Premier League Gambling Awareness
As the football season officially kicks off, millions of eager fans will be getting back into the match-day spirit and engaging in the usual activities that make up a fresh season of Premier League football. For a significant proportion of fans, that includes match betting and gambling.
Sports betting in the UK has become a huge industry with over 18.4 million people regularly gambling online. It has also become a key fixture of the football season for many people, however, the industry remains a huge contributor toward gambling debt and can quickly become an addiction for those who engage.
Recently, the Premier League made the decision to ban sports betting sponsorships on the front of match-day shirts. With the current league comprising eight teams that currently advertise betting services and companies, this change will come into effect at the start of the 2025/26 season. Removing these advertisements, which are estimated to be valued at £60m, is a great, if overdue, step towards minimising the harmful effects sports betting has on football fans each year.
Still, this new ban is nearly two years out before implementation and will only minimally protect vulnerable viewers from being exposed to gambling promotions, as alternative means such as shirt sleeves, training kits, and pitch-side advertising will still be available to gambling companies. This means that many will still be exposed to harmful advertising and potentially fall into gambling debt as a result.
It’s estimated that 3.3 million people in the UK are in gambling debt.
Through sponsorships and advertising, sports betting makes the football league up to £40 million a year. This is a huge industry that is ingrained in the culture of British sport and Premier League football. Prior to the 2019-20 season, the English Football League (EFL) was making profits from betting losses by fans as affiliates of Sky Betting, by encouraging gamblers to bet with its advertised provider. Though this scheme has since been scrapped, clubs are still receiving legacy funds until the end of the 2023-24 season.
It’s practices like this, among others, that have led to the UK becoming one of the biggest gambling markets in the world, with profits of over £14.2 billion in 2020 and 43% of Brits having gambled at least once as of March 2022. While a large factor in the widespread adoption of gambling is due to the constant and effective advertising campaigns that brokers employ, it is also the ease with which people can access these services that leads to consistent problem gambling. A staggering 86% of online gamblers say the sign-up process is easy and that accessing gambling services is a simple process. Through these statistics, it’s easy to see how someone with a gambling addiction could find themselves falling prey to these services.
Though activities such as sports betting, fantasy football leagues, and gambling on odds are typically marketed as fun leisure activities, it can be highly addictive for some and this addiction can spiral when not properly regulated.
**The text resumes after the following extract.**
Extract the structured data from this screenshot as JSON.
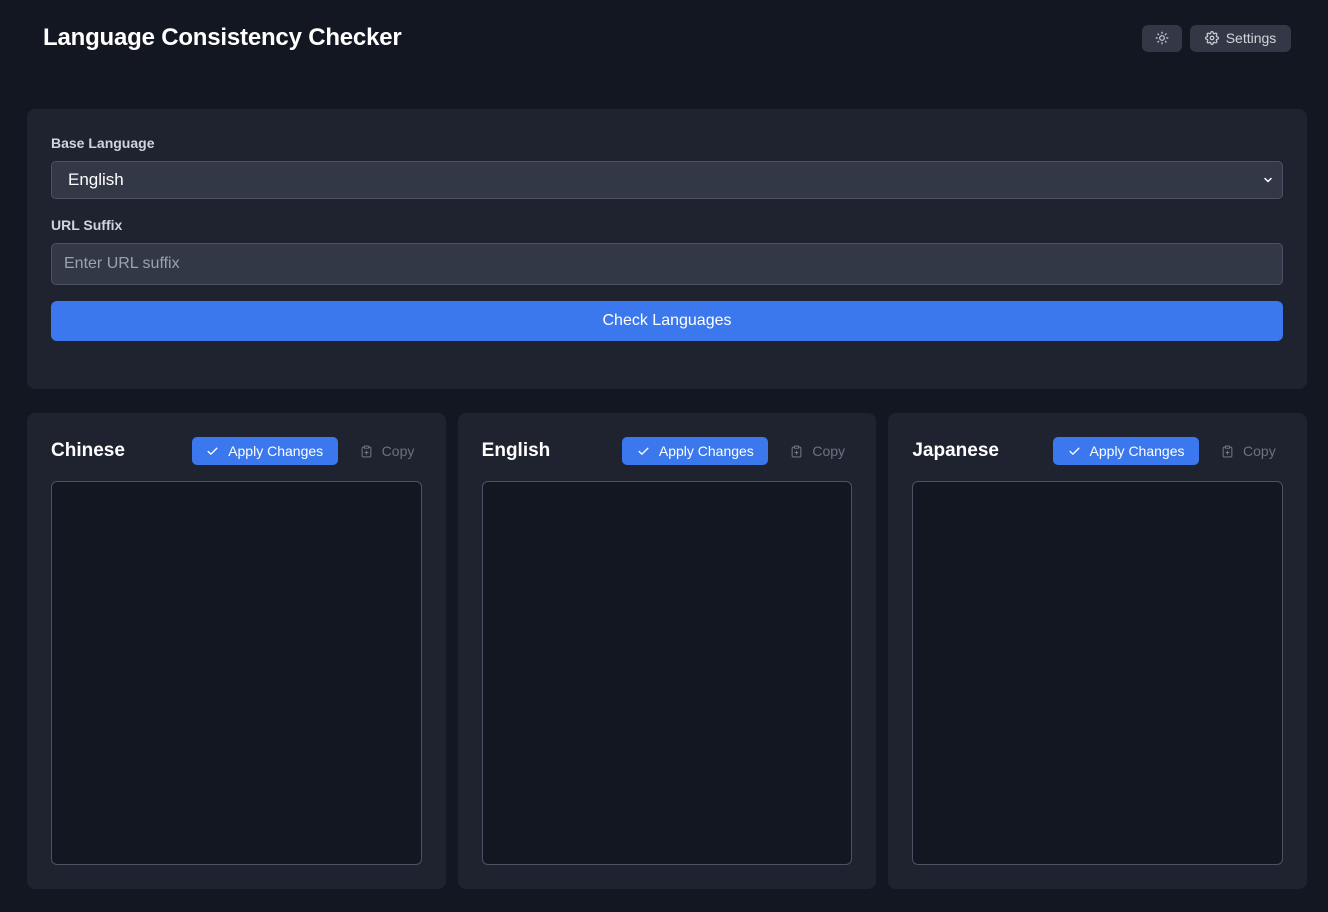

They can also prey on addictive personalities creating dangerous habits for vulnerable people. Problem debt can be linked to mental health issues such as depression and anxiety.
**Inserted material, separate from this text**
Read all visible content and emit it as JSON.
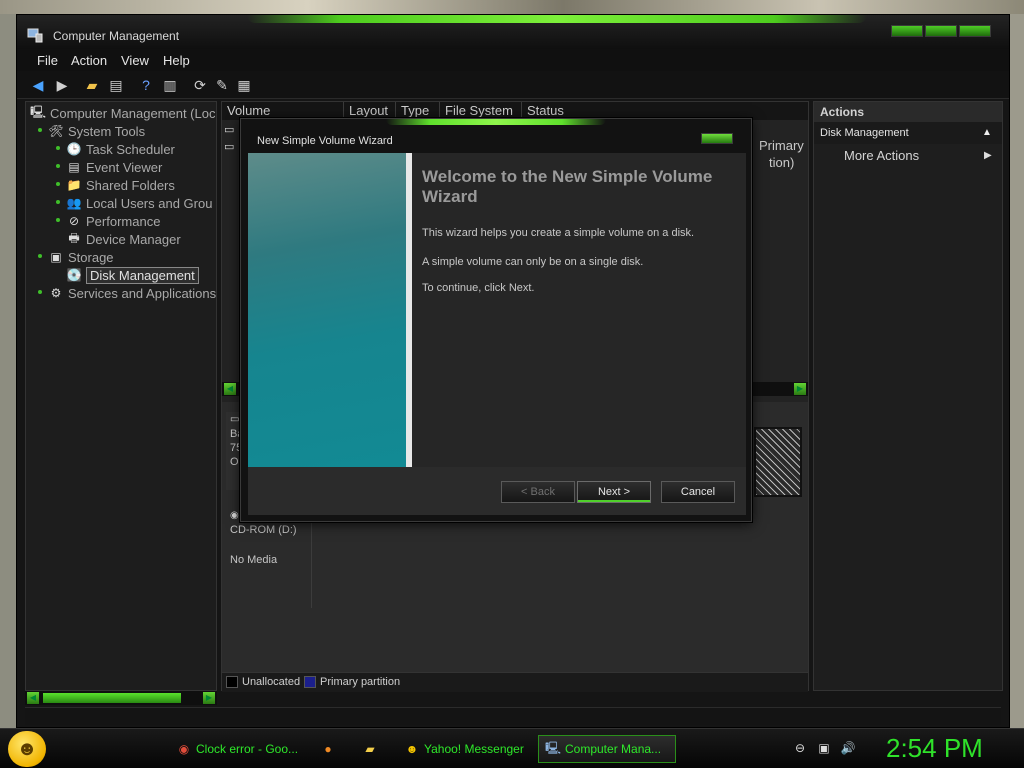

Dealing with gambling addiction
Gambling addiction is an addiction that can become as detrimental as using drugs and alcohol and can change how a person’s brain releases dopamine, meaning that previously enjoyable activities no longer interest them, leading to further isolation and further gambling.
Luckily, there is help out there for people suffering from gambling addiction and many mental health services that can help those suffering get over their addiction.
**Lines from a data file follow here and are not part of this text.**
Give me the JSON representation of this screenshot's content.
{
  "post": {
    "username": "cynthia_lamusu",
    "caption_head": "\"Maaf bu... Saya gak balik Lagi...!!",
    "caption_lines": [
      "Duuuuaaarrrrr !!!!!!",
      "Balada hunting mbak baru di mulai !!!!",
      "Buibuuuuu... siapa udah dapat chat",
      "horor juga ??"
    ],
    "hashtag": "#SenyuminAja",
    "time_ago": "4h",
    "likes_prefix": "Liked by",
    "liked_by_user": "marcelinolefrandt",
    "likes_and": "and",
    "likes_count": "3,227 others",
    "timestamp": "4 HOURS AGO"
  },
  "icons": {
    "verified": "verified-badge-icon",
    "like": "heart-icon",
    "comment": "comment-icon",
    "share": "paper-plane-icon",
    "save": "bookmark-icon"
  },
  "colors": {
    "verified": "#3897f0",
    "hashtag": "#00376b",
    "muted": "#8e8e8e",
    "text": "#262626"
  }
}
These include the National Gambling Helpline which offers 24/7 specialist support for those who need professional help. People can contact the National Gambling Helpline at 0808 8020 133 or visit them at National Gambling Helpline.
Those struggling can also contact their GP for counselling and support services.
For continued group support to help recoveries stay on track, support groups such as Gamblers Anonymous and SMART Recovery may help those who need it find their nearest support group.
Self-Help tips to stop gambling:
For many, breaking the cycle of gambling addiction can require a lot of commitment and determination. Luckily, there are methods out there to help those starting their road to recovery:
Recognising the triggers
Identify the situations, places, or people that trigger your urge to gamble, Make a conscious effort to avoid these triggers and replace them with helathier activives or hobbies.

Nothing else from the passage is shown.